Dombaumeister Hauck: Es gibt Parallelen zwischen Prager Veitsdom und Kölner Dom

Prager Kathedrale

Der Veitsdom auf dem Hradschin prägt das Stadtbild von Prag. Die Baugeschichte der Kathedrale ist recht lang, zwischendurch wurde der Bau des monumentalen Gotteshauses für mehr als 400 Jahre unterbrochen. Vollendet wurde der Dom erst 1929, der Grundstein wurde aber bereits vor 670 Jahren gelegt. Aus diesem Anlass veranstalteten die Karlsuniversität und das Prager Erzbistum in der vergangenen Woche eine internationale Konferenz. Während der Diskussion über Kathedralen in der Zeit des nationalen Erwachens wurde der Prager Veitsdom mit dem Kölner Dom verglichen.

Erzbischof Arnošt z Pardubic  (Büste im Triforium des Veitsdoms). Foto: Packare,  Wikimedia CC0 1.0
Am 21. November 1344 wurde der erste Prager Erzbischof Arnošt z Pardubic (Ernst von Pardubitz) feierlich in sein Amt eingeführt. Zugleich fand die Grundsteinlegung für den Veitsdom statt - in Anwesenheit des böhmischen Königs Johann von Luxemburg und seines Sohns, des späteren böhmischen Königs und römischen Kaisers Karl IV. Um den Bau der Prager Kathedrale hatte Karl IV. besondere Verdienste. Zu Beginn beauftragte er den französischen Baumeister Matthias von Arras mit dem gotischen Neubau. Nach dessen Tod im Jahre 1352 holte er Peter Parler an die Moldau. Bis zum Beginn der Hussitenkriege waren der Chor und der Grundstock des Turmes fertiggestellt, danach wurde der Bau abgebrochen.

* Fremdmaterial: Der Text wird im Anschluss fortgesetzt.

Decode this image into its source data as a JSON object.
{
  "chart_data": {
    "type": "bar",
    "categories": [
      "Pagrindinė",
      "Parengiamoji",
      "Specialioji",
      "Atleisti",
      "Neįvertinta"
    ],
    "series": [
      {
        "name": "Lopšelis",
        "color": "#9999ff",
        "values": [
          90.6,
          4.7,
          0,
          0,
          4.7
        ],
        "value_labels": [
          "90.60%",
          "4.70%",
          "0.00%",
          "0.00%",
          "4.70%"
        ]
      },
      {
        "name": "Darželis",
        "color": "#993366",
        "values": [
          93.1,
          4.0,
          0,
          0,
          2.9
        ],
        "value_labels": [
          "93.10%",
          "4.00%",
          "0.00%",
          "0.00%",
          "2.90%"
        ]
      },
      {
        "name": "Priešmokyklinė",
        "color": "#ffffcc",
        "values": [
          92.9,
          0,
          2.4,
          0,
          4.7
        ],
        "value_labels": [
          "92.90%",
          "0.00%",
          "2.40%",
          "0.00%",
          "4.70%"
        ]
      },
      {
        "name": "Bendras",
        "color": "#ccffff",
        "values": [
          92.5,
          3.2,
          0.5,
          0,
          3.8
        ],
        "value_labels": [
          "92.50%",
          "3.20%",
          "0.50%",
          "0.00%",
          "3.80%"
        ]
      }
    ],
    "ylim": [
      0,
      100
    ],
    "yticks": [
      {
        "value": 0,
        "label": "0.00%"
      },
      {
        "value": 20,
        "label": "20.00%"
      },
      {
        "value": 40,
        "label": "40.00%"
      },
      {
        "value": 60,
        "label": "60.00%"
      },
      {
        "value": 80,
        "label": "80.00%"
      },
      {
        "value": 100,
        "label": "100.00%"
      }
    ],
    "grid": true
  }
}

Jahrhundertelang blieb der Veitsdom unvollendet.

Václav Michal Pešina
Der Initiator des Weiterbaus im 19. Jahrhundert war der Domkanoniker Václav Michal Pešina (1782-1859). Ausschlaggebend dafür war zunächst die erwachende tschechische Nationalbewegung. Auch die Frömmigkeit der Barockzeit und die deutsche Romantik beeinflussten die Bestrebungen zum Weiterbau des Gotteshauses. Zudem gab es die Beispiele weiter Kathedralen in Europa, deren Bau zu dieser Zeit ebenfalls nach mehreren Hundert Jahren wieder aufgenommen wurde. Kanoniker Pešina ließ sich vom Kölner Dom inspirieren. In seinen Erinnerungen heißt es außerdem, eines Nachts habe er von der Vollendung des Veitsdoms geträumt. Nach einigen Jahren der Vorbereitung wurde 1859 der Dombauverein (Jednota pro dostavbu chrámu sv. Víta) gegründet. Der erste Dombaumeister der zweiten Bauphase der St.-Veit-Kathedrale war Josef Kranner. 1873 wurde dann Josef Mocker mit der Fertigstellung des Sakralbaus beauftragt, dessen Arbeit setzte wiederum Kamil Hilbert fort. 1929 wurde der Veitsdom anlässlich des tausendjährigen Todestags des heiligen Wenzel feierlich eröffnet.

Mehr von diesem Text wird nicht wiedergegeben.